I’ve talked about how solving puzzles can provide you with ideas for your own puzzles. However, in some sense the puzzles you solve only provide the initial spark for your puzzles, and you have to engage in some serious mental acrobatics to get to the end result. For example, Pointer Fillomino and Happy Birthday, Gabi! are two completely different puzzles. It’s like I boarded a train at the HBG station and after riding 14 stations and switching lines multiple times, I finally got to Station Pointer Fillomino.

The point is, it doesn’t really matter what your starting point is, all that matters is you get a tractable puzzle idea in the end. Hell, even song lyrics can get you there:

For instance, take my puzzle Monster Without A Name. Normally, you’d think that I wrote this puzzle and found a good name for it afterwards. And that is true for most of my puzzles. But for this one, I came up with the title before I had any clue what the puzzle would be about, because I really wanted to force the song lyric.

So I first was thinking of just making a really hard puzzle. Problem is, you can’t just decide to make a really hard puzzle, and I did make a couple of semi-hard puzzles but they all had obviously better titles, e.g. X-Lines Sudoku. So I thought, “maybe the constraint should actually have Monster in the name, at least”.

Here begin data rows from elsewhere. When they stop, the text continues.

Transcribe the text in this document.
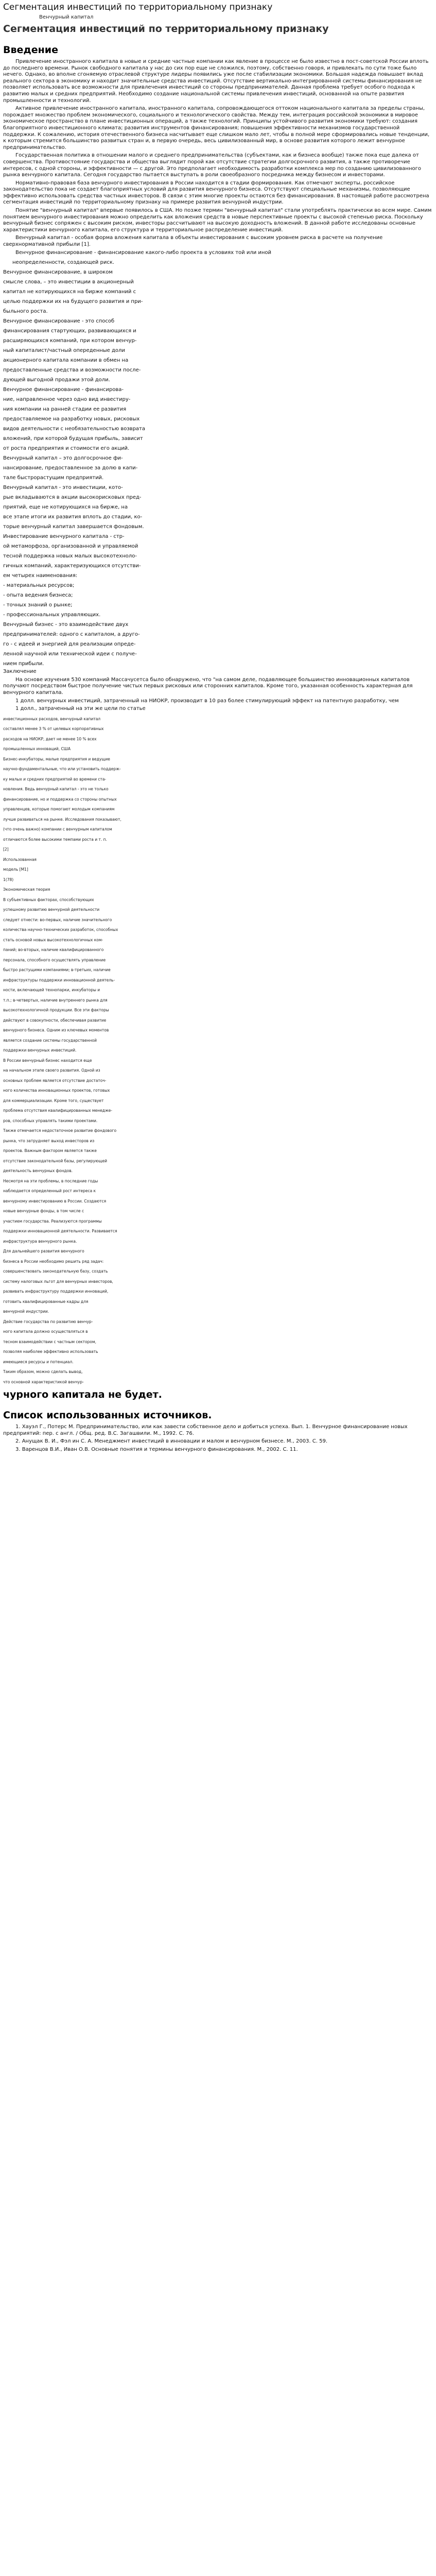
Сегментация инвестиций по территориальному признаку
Венчурный капитал
Сегментация инвестиций по территориальному признаку
Введение

Привлечение иностранного капитала в новые и средние частные компании как явление в процессе не было известно в пост-советской России вплоть до последнего времени. Рынок свободного капитала у нас до сих пор еще не сложился, поэтому, собственно говоря, и привлекать по сути тоже было нечего. Однако, во вполне сгоняемую отраслевой структуре лидеры появились уже после стабилизации экономики. Большая надежда повышает вклад реального сектора в экономику и находит значительные средства инвестиций. Отсутствие вертикально-интегрированной системы финансирования не позволяет использовать все возможности для привлечения инвестиций со стороны предпринимателей. Данная проблема требует особого подхода к развитию малых и средних предприятий. Необходимо создание национальной системы привлечения инвестиций, основанной на опыте развития промышленности и технологий.

Активное привлечение иностранного капитала, иностранного капитала, сопровождающегося оттоком национального капитала за пределы страны, порождает множество проблем экономического, социального и технологического свойства. Между тем, интеграция российской экономики в мировое экономическое пространство в плане инвестиционных операций, а также технологий. Принципы устойчивого развития экономики требуют: создания благоприятного инвестиционного климата; развития инструментов финансирования; повышения эффективности механизмов государственной поддержки. К сожалению, история отечественного бизнеса насчитывает еще слишком мало лет, чтобы в полной мере сформировались новые тенденции, к которым стремится большинство развитых стран и, в первую очередь, весь цивилизованный мир, в основе развития которого лежит венчурное предпринимательство.

Государственная политика в отношении малого и среднего предпринимательства (субъектами, как и бизнеса вообще) также пока еще далека от совершенства. Противостояние государства и общества выглядит порой как отсутствие стратегии долгосрочного развития, а также противоречие интересов, с одной стороны, и эффективности — с другой. Это предполагает необходимость разработки комплекса мер по созданию цивилизованного рынка венчурного капитала. Сегодня государство пытается выступать в роли своеобразного посредника между бизнесом и инвесторами.

Нормативно-правовая база венчурного инвестирования в России находится в стадии формирования. Как отмечают эксперты, российское законодательство пока не создает благоприятных условий для развития венчурного бизнеса. Отсутствуют специальные механизмы, позволяющие эффективно использовать средства частных инвесторов. В связи с этим многие проекты остаются без финансирования. В настоящей работе рассмотрена сегментация инвестиций по территориальному признаку на примере развития венчурной индустрии.

Понятие "венчурный капитал" впервые появилось в США. Но позже термин "венчурный капитал" стали употреблять практически во всем мире. Самим понятием венчурного инвестирования можно определить как вложения средств в новые перспективные проекты с высокой степенью риска. Поскольку венчурный бизнес сопряжен с высоким риском, инвесторы рассчитывают на высокую доходность вложений. В данной работе исследованы основные характеристики венчурного капитала, его структура и территориальное распределение инвестиций.

Венчурный капитал - особая форма вложения капитала в объекты инвестирования с высоким уровнем риска в расчете на получение сверхнормативной прибыли [1].

Венчурное финансирование - финансирование какого-либо проекта в условиях той или иной

неопределенности, создающей риск.

Венчурное финансирование, в широком

смысле слова, – это инвестиции в акционерный

капитал не котирующихся на бирже компаний с

целью поддержки их на будущего развития и при-

быльного роста.

Венчурное финансирование - это способ

финансирования стартующих, развивающихся и

расширяющихся компаний, при котором венчур-

ный капиталист/частный опереденные доли

акционерного капитала компании в обмен на

предоставленные средства и возможности после-

дующей выгодной продажи этой доли.

Венчурное финансирование - финансирова-

ние, направленное через одно вид инвестиру-

ния компании на ранней стадии ее развития

предоставляемое на разработку новых, рисковых

видов деятельности с необязательностью возврата

вложений, при которой будущая прибыль, зависит

от роста предприятия и стоимости его акций.

Венчурный капитал – это долгосрочное фи-

нансирование, предоставленное за долю в капи-

тале быстрорастущим предприятий.

Венчурный капитал - это инвестиции, кото-

рые вкладываются в акции высокорисковых пред-

приятий, еще не котирующихся на бирже, на

все этапе итоги их развития вплоть до стадии, ко-

торые венчурный капитал завершается фондовым.

Инвестирование венчурного капитала - стр-

ой метаморфоза, организованной и управляемой

тесной поддержка новых малых высокотехноло-

гичных компаний, характеризующихся отсутстви-

ем четырех наименования:

- материальных ресурсов;

- опыта ведения бизнеса;

- точных знаний о рынке;

- профессиональных управляющих.

Венчурный бизнес - это взаимодействие двух

предпринимателей: одного с капиталом, а друго-

го - с идеей и энергией для реализации опреде-

ленной научной или технической идеи с получе-

нием прибыли.

Заключение

На основе изучения 530 компаний Массачусетса было обнаружено, что "на самом деле, подавляющее большинство инновационных капиталов получают посредством быстрое получение чистых первых рисковых или сторонних капиталов. Кроме того, указанная особенность характерная для венчурного капитала.

1 долл. венчурных инвестиций, затраченный на НИОКР, производит в 10 раз более стимулирующий эффект на патентную разработку, чем

1 долл., затраченный на эти же цели по статье

инвестиционных расходов, венчурный капитал

составлял менее 3 % от целевых корпоративных

расходов на НИОКР, дает не менее 10 % всех

промышленных инноваций, США

Бизнес-инкубаторы, малые предприятия и ведущие

научно-фундаментальные, что или установить поддерж-

ку малых и средних предприятий во времени ста-

новления. Ведь венчурный капитал - это не только

финансирование, но и поддержка со стороны опытных

управленцев, которые помогают молодым компаниям

лучше развиваться на рынке. Исследования показывают,

(что очень важно) компании с венчурным капиталом

отличаются более высокими темпами роста и т. п.

[2]

Использованная

модель [М1]

1(78)

Экономическая теория

В субъективных факторах, способствующих

успешному развитию венчурной деятельности

следует отнести: во-первых, наличие значительного

количества научно-технических разработок, способных

стать основой новых высокотехнологичных ком-

паний; во-вторых, наличие квалифицированного

персонала, способного осуществлять управление

быстро растущими компаниями; в-третьих, наличие

инфраструктуры поддержки инновационной деятель-

ности, включающей технопарки, инкубаторы и

т.п.; в-четвертых, наличие внутреннего рынка для

высокотехнологичной продукции. Все эти факторы

действуют в совокупности, обеспечивая развитие

венчурного бизнеса. Одним из ключевых моментов

является создание системы государственной

поддержки венчурных инвестиций.

В России венчурный бизнес находится еще

на начальном этапе своего развития. Одной из

основных проблем является отсутствие достаточ-

ного количества инновационных проектов, готовых

для коммерциализации. Кроме того, существует

проблема отсутствия квалифицированных менедже-

ров, способных управлять такими проектами.

Также отмечается недостаточное развитие фондового

рынка, что затрудняет выход инвесторов из

проектов. Важным фактором является также

отсутствие законодательной базы, регулирующей

деятельность венчурных фондов.

Несмотря на эти проблемы, в последние годы

наблюдается определенный рост интереса к

венчурному инвестированию в России. Создаются

новые венчурные фонды, в том числе с

участием государства. Реализуются программы

поддержки инновационной деятельности. Развивается

инфраструктура венчурного рынка.

Для дальнейшего развития венчурного

бизнеса в России необходимо решить ряд задач:

совершенствовать законодательную базу, создать

систему налоговых льгот для венчурных инвесторов,

развивать инфраструктуру поддержки инноваций,

готовить квалифицированные кадры для

венчурной индустрии.

Действие государства по развитию венчур-

ного капитала должно осуществляться в

тесном взаимодействии с частным сектором,

позволяя наиболее эффективно использовать

имеющиеся ресурсы и потенциал.

Таким образом, можно сделать вывод,

что основной характеристикой венчур-

чурного капитала не будет.
Список использованных источников.
1. Хауэл Г., Потерс М. Предпринимательство, или как завести собственное дело и добиться успеха. Вып. 1. Венчурное финансирование новых предприятий: пер. с англ. / Общ. ред. В.С. Загашвили. М., 1992. С. 76.
2. Анущак В. И., Фэл ин С. А. Менеджмент инвестиций в инновации и малом и венчурном бизнесе. М., 2003. С. 59.
3. Варенцов В.И., Иван О.В. Основные понятия и термины венчурного финансирования. М., 2002. С. 11.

When I thought of Monsters, I thought of the similar word killers, since you have Killer Cages and Little Killers. And since Killers do stuff with sums, Monsters should do the next simplest thing: products.

Then the question is, how do I do products? Just doing the product of every cell is really boring, since it removes a lot of nuance and degrees of freedom. So somehow, I would want to do region sums.

Now I had to decide how to construct my regions. First I tried using shading pencil puzzles like Yin-Yang or Caves to create a hybrid — and I still think that approach has a lot of viability — but after doing a few Chaos Construction puzzles, I realized: the most natural way to do products of region sums, which requires region construction… is to do the variant that uses region construction. The Monster Cages constraint had finally crystallized.

Any sane human would react to that story with “how the heck did you get from point A to point B. It makes zero sense.” But here’s the thing: you need to be creative, so creative that it crosses the line and actively becomes stupid, if you want to do something interesting. Sure, you could do something straightforward. But that’s obvious, and obvious is boring, because it wouldn’t be obvious if it wasn’t boring. If you think of weird things no one else would think of, and your train of thought jumps in ways no one else’s would, then you will end up with puzzles no one else would set.

Of course, that isn’t to say you should exclusively wait for a really stupid idea to hit you in the head and magically work out. Non-stupid inspirations exist. But stupid inspirations exist too, and they’re worth grabbing onto as well.